Utah National Park entrance fees could more than double

SALT LAKE CITY - The cost to visit most National Parks in Utah during peak season could more than double, if a proposal from the national park service goes through.

Tuesday the U.S. Secretary of the Interior Ryan Zinke, commented on the aging infrastructure of the national parks and the need for fee increases.

Zike wants to create a price hike at 17 parks, four of which are in Utah.

"The Mighty Five Campaign" was aired to highlight the breathtaking beauty of Utah's national parks. Since its launch, the state has seen record visitation.

“I know the national parks are having a hard time maintaining a quality experience for our visitors at certain times of the year,” said Emily Monch from the Utah Office of Tourism.

That's why the national park service is proposing a jump in entry fees at Zion, Arches, Canyonlands and Bryce Canyon National Parks, as well as 13 other parks across the county. Officials are proposing a jump from the average $25 to $30 entry, to $70 per person during the peak season.

“The influx of people in the summer is huge, you can go down to Zion in winter and hike the narrows and see just a handful of people where you're there. In the summer, you'll experience a lot more people and have a different experience,” Monch said.

The national park service hopes the added revenue will help with maintenance, a growing demand in Utah's parks.

“Zion National Park alone has about $60 million in backlog of maintenance,” Monch said.

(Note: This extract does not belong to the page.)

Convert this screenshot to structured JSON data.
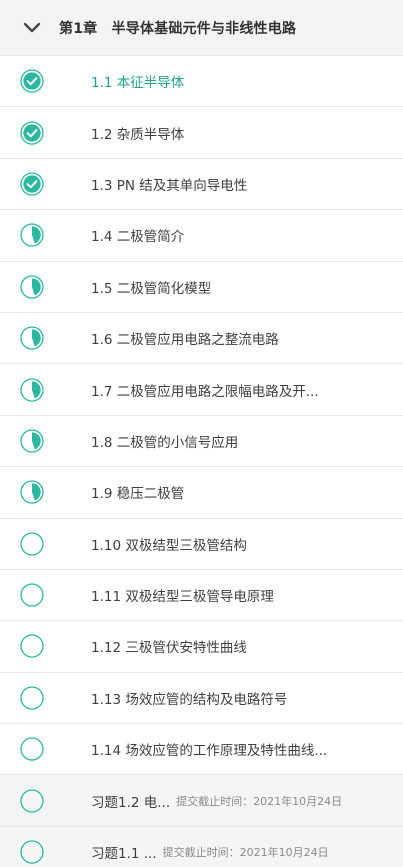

In an announcement released Tuesday, Zinke said:

“Targeted fee increases at some of our most-visited parks will help ensure that they are protected and preserved in perpetuity and that visitors enjoy a world-class experience that mirrors the amazing destinations they are visiting."

 

“We do have some concerns about pricing out lower income families and people so we're hoping we can discuss those concerns and come to a good resolution,” Monch said.

If you have concerns, you can bring those up during an open comment period that runs through November 24. Annual park passes to get into Utah's parks will remain $80 for the time being.

“We want to emphasize this is just a proposal now we expect to see a lot of review and undergo a lot of changes before anything gets put into place for sure,” Monch said.

Public comment about the proposal is being solicited online, here. 

Wednesday, Rep. Mia Love, a Republican representing Utah's Fourth District, joined Rep. Kyrsten Sinema, D-Arizona, in co-authoring a letter to Zinke in which they ask him not to follow through with the increased rate.

Love and Sinema acknowledge the need to fund maintenance and updates at national parks but express concerns the price increase will make it harder for families with low incomes to attend and that the increase will reduce tourism to areas that rely on that economic boost.

See below for the full letter:

Dear Secretary Zinke:

We write concerning a recent proposal by the National Park Service (NPS) to significantly increase entrance fees at 17 national parks.

As you know, the mission of the NPS is to conserve and protect public parks for the enjoyment of future generations. NPS receives federal funding through the appropriations process and also assesses entrance fees to supplement its funding. Despite this, NPS faces a significant maintenance backlog and a growing need to update infrastructure and improve services and accessibility for visitors.

We recognize the importance of addressing deferred maintenance and improving infrastructure, but we are concerned that a steep increase in fees would make it more difficult for Americans to access and enjoy the public lands that have been rightfully ours for generations. For example, the NPS proposal more than doubles weekly vehicle entrance fees at the Grand Canyon, Yosemite, Yellowstone, and Zion from $30 to $70.

Our national parks also support jobs in nearby communities, where a good job is often tough to come by. Large fee increases in our national parks will discourage the tourism that sustains these communities. We should be doing everything we can to ensure rural communities have opportunities to succeed.

All of us agree that NPS deserves the funding it needs to address maintenance needs and ensure future generations can enjoy our national parks, but a proposal that more than doubles fees to access our parks isn’t the answer. We look forward to working with you to find thoughtful solutions that provide adequate funding for our national parks while ensuring these treasured places remain accessible for all Americans.

Thank you for your attention to this request.